Overall, I see four external factors that matter here:

1) cycle time for products/services development, 2) money and 3) IPR needed for getting new products/services to market and 4) the level of conservatism in the industry.

The fifth factor is the internal readiness of your own company. This is also the one that is the most important as corporate innovation teams can influence this one the most.

If you consider these five factors, you get a better understanding of whether open innovation is relevant for your company and industry. Personally, I find it to be more difficult for life sciences, financial and service-related industries, but you can always find exceptions in both directions.

In general, I find it interesting to see that open or external innovation is becoming a key component for innovation in almost every industry. Every company can benefit from external input to innovation processes.

Currently there are "3 comments" on this Article:

  1. Great post. Open innovation is indeed discussed a lot recently. The other thing that I'm interested to see developing, or not developing, is open-source based innovation.

    And regarding your post, I think that fifth factor encloses those other factors, at least partly. A company is more ready if it is not so conservative and it has enough money and IPR (maybe also shorter cycle times for development)

  2. Blaine says:

    As regards the Fifth, environmental factor, a corporation contains heads of businesses each of whom have different degrees of openness. Thus some business leaders embrace Open Innovation whereas another leader rejects it using another factor as the reason.

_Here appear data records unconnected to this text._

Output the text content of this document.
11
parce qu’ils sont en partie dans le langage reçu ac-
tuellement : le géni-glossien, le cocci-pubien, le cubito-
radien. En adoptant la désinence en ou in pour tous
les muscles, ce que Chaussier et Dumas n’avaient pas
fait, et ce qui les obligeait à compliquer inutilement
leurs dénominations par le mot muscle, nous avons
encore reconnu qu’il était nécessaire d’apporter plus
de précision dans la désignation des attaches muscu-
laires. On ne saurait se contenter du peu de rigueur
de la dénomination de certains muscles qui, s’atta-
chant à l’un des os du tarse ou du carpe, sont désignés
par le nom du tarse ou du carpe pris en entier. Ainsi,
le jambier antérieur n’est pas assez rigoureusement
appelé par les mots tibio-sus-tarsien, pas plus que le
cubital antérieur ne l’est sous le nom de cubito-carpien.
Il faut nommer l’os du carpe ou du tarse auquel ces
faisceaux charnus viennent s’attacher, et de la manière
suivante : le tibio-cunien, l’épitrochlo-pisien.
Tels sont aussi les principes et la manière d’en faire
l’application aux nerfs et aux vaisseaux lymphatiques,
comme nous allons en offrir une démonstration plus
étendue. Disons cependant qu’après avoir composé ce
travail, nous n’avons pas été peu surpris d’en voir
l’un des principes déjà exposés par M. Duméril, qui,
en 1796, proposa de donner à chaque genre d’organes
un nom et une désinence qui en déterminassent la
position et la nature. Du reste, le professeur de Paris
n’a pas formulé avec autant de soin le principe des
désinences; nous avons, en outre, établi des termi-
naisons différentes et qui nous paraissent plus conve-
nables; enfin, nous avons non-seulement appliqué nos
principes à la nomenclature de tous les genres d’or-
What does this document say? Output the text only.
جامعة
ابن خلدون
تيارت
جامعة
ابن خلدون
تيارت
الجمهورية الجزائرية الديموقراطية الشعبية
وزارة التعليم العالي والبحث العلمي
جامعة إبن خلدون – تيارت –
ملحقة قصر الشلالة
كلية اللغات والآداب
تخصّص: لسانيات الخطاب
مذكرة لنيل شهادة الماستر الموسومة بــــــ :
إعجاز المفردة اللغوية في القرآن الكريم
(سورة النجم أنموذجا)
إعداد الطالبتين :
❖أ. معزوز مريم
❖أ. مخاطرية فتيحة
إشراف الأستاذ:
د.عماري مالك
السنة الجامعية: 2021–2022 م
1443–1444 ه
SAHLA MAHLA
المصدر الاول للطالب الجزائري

The quick excuse is intellectual property, shortly followed by money. We must recognize the multi-headed creature that comprises a company.

  3. LukeHinson says:

    Innovation follows the the basic risk/reward model: the higher the risk, the higher the reward. As more companies begin to invest wisely in their Open Innovation programs and put in place better tools, processes and methods for managing OI, the risk will come down substantially, thus reducing the pressures on #'s 2, 4, and 5.